Jogaila's alliance with heretics had damaged his reputation. By 1433, however, Jogaila had regained favor with the Church, particularly since Švitrigaila had allied himself with the Islamic Tatars. Jogaila received tithes from the Church (which expected him to combat the Tatars and the Hussites), and his representatives were invited to be heard before the ecumenical council at Florence.

==Decisive battle==

When Jogaila died in May 1434, the Order resumed its backing for Švitrigaila, who rallied his supporters, including knights from the Livonian Order, the Orthodox dukes, and his nephew Sigismund Korybut, a distinguished military commander of the Hussites.

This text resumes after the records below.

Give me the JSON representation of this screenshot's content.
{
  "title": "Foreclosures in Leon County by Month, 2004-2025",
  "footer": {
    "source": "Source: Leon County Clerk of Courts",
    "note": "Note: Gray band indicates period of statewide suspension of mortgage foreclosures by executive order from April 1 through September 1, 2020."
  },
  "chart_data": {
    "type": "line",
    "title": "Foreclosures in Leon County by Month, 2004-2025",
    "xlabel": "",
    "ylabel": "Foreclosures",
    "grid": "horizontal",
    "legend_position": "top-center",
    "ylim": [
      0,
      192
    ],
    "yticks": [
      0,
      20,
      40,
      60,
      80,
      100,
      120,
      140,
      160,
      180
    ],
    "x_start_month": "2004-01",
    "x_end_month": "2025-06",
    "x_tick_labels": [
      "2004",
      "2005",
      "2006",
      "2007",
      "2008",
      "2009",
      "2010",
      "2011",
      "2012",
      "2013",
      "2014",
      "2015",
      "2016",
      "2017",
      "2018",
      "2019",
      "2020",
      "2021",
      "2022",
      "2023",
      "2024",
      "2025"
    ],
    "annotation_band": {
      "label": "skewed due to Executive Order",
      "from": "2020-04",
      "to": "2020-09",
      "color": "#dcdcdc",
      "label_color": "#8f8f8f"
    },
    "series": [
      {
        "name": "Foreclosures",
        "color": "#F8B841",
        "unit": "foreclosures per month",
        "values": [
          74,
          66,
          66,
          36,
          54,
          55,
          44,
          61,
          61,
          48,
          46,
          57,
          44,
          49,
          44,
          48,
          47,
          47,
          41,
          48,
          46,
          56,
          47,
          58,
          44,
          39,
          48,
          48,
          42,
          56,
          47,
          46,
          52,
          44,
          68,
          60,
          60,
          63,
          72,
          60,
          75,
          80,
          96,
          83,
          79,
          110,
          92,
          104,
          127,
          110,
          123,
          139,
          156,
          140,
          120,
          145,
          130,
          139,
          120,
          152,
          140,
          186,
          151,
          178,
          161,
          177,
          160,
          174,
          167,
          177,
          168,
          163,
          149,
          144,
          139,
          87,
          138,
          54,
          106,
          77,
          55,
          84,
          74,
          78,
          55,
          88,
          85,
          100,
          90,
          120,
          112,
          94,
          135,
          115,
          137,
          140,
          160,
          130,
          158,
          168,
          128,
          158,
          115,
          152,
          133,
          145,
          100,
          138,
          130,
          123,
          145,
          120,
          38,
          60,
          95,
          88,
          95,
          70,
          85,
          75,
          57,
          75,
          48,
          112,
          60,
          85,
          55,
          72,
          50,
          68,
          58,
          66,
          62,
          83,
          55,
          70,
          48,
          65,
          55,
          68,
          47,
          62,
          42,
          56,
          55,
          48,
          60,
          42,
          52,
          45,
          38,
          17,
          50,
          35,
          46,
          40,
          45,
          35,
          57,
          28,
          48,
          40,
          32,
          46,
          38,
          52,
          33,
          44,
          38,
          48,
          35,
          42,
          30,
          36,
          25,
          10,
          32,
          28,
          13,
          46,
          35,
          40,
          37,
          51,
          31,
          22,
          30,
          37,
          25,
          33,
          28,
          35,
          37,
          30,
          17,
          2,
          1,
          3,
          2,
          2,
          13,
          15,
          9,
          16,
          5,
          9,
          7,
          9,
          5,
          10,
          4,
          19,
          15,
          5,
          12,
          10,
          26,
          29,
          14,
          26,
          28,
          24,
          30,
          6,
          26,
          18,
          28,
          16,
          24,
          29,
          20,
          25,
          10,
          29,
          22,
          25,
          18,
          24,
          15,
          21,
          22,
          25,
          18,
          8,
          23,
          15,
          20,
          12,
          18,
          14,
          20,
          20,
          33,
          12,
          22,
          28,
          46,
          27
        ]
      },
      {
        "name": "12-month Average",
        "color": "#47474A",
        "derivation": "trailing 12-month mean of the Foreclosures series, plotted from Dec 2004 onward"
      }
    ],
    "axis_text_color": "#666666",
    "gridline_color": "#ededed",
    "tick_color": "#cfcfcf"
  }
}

The final Battle of Wiłkomierz was fought in September 1435 near Ukmergė (Vilkomir, Wiłkomierz), northwest of Vilnius. It is estimated to have involved 30,000 men on both sides. Švitrigaila's army, led by Sigismund Korybut, was split by the attacking Lithuanian–Polish army, led by Michael Žygimantaitis, and soundly defeated. The Livonian Order had suffered a great defeat, sometimes compared to that which had been inflicted on the Teutonic Knights at Grunwald in 1410. On 31 December 1435 the Teutonic Knights signed a peace treaty at Brześć Kujawski. They agreed to cease their support for Švitrigaila, and in the future to support only Grand Dukes who had been properly elected jointly by Poland and Lithuania. The treaty did not change the borders that had been set by the Treaty of Melno in 1422. The Teutonic and Livonian Orders no longer interfered in Polish–Lithuanian affairs; instead, Poland would involve itself in the Thirteen Years' War (1454–66), the civil war that would tear Prussia in half.